I have been using GitHub for quite some time now and I usually used to push my feature-branches and then start a Pull Request which I myself merged. I found it helped me keep track of where I merged branches.

But recently I have been reading more and more about how Git works and I realised that I can use the merge-commits to refer to when I merged branches.

So, what should I do when merging a feature-branch into master:
Perform a merge-commit on master and then push it upstream OR Push the local branch and start a Pull Request?

I have read Introducing Pull Requests for a 2 person team - merge my own requests? and Whats the work flow with 2 people on a project and Should I open pull requests from a branch on the official repo or my fork? but none of them seem to answer what I am looking for.

  • 2
    What exactly do you feel is lacking from those answers?
    – RubberDuck
    Commented Dec 12, 2015 at 17:07
  • The first one talks about it from the sense that pull requests are meant to be peer reviewed. The second one offers a workflow. The third one isn't even related. Commented Dec 12, 2015 at 17:11
  • 2
    I am looking at this from a Best Practices or How to maintain a good git history point of view. Commented Dec 12, 2015 at 17:11
  • 1
    When I merge a PR, I do so by merging the branch locally. This allows me to make sure the merge applies cleanly, and to re-run tests before publishing the result. GitHub's Pull Requests are just a formalization of this workflow, Git itself does not have a concept of PRs.
    – amon
    Commented Dec 12, 2015 at 17:15
  • 2
    When a PR gets merged it produces a merge commit on master, so I don't think this makes any difference to the git history. Thus I don't think there is any reason to use one or the other aside from your personal preference between the command line and the Github UI.
    – Ixrec
    Commented Dec 12, 2015 at 17:18

2 Answers 2


git-merge mechanism:
Using git merge feature while on master merges the branch feature to master and produces a merge-commit (if the branch cannot be fast-forwarded) in the git history. To force a merge-commit being made, use the --no-ff option with merge.

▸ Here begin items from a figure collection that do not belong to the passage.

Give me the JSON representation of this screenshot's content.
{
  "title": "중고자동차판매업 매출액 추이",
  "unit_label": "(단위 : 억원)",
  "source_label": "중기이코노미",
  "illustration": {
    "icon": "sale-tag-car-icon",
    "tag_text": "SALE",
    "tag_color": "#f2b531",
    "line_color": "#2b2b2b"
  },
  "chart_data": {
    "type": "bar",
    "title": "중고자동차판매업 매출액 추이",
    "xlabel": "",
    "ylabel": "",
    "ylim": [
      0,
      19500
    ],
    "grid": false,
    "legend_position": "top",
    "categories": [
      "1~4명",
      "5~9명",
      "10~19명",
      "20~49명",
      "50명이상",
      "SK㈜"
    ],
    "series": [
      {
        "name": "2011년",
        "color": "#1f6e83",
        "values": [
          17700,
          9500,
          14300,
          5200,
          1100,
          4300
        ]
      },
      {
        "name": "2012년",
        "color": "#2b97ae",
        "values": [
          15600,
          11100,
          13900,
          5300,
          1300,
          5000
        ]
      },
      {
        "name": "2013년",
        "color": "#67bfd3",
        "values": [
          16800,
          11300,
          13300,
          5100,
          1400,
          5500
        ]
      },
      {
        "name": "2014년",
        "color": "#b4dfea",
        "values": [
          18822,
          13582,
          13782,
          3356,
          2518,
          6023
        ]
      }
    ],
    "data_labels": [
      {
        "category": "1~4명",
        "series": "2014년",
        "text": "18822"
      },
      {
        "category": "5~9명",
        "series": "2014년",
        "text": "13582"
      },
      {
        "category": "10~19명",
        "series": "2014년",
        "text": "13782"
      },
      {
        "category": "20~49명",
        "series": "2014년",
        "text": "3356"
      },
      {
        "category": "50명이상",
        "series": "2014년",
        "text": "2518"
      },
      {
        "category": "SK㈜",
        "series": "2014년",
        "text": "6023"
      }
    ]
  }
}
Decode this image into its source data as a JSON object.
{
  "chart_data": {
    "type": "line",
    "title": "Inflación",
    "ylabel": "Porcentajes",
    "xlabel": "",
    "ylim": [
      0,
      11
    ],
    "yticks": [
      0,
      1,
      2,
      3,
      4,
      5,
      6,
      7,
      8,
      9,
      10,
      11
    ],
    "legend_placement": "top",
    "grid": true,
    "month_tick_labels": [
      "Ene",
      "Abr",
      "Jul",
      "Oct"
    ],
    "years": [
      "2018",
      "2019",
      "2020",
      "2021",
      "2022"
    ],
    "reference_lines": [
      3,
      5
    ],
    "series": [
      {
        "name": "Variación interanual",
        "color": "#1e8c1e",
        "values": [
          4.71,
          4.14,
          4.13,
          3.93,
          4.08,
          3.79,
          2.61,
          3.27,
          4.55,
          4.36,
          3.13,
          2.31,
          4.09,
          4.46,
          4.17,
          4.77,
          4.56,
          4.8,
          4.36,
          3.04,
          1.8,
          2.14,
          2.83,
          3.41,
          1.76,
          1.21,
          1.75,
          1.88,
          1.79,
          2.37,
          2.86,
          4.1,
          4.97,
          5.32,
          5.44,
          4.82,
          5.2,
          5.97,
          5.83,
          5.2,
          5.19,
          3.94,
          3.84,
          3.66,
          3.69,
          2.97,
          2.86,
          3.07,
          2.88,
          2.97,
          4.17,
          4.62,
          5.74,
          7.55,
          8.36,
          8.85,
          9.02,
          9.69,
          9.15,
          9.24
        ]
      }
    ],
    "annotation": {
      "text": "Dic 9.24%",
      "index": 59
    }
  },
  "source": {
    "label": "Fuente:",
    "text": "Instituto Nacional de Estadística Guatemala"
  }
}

Merge Pull Request mechanism:
When we start a Pull Request on GitHub, it creates a GitHub Issue where people can talk and discuss the commits in the PR before merging it. When a PR is merged on GitHub it does the exact same thing as git merge feature.

What should I do?
So, as far as history is concerned, there is no difference between the two.
And as far as contribution goes, your contributors will not have to do anything different for the two situations. They are the same (minus the nice little chat).

Best Practices:
And I was unable to find a best practices but logic says that PRs are not much helpful if there is only a single contributor to a repository.

@lxrec and @amon helped me reach this conclusion.

  • 5
    Tip: git merge might not record a merge commit if it can do a “fast forward”. To force a merge commit, you can add the --no-ff option.
    – amon
    Commented Dec 12, 2015 at 18:03
  • I prefer doing git-merge on local rather than doing it on githuib.com, if I would have to anything such on github.com I would prefer not to do directly on master branch, I would rather take non-master branch which can first be set on staging mode before making it available for production . Commented Jan 30, 2018 at 3:09

As Ashhar said, technically and history-wise there's no difference. For projects with a small team I prefer merging directly instead of the extra step of creating a PR. However, when a feature needs review/feedback or when it's a WIP and more than one person will be working on it I tend to open a PR and add a list of tasks to the PR's description.

Note that git merge might use fast-forward if there are no changes to master, so you might want to use git merge --no-ff. I tend not to.

So in summary, only use PRs when you need discussion. Otherwise just merge directly.

  • 4
    It's also worth mentioning that the discussion and feedback on a pull request can come from automated sources as well as team members. If you have a CI server set up, it can give build and test results so you never merge something that breaks the build on master.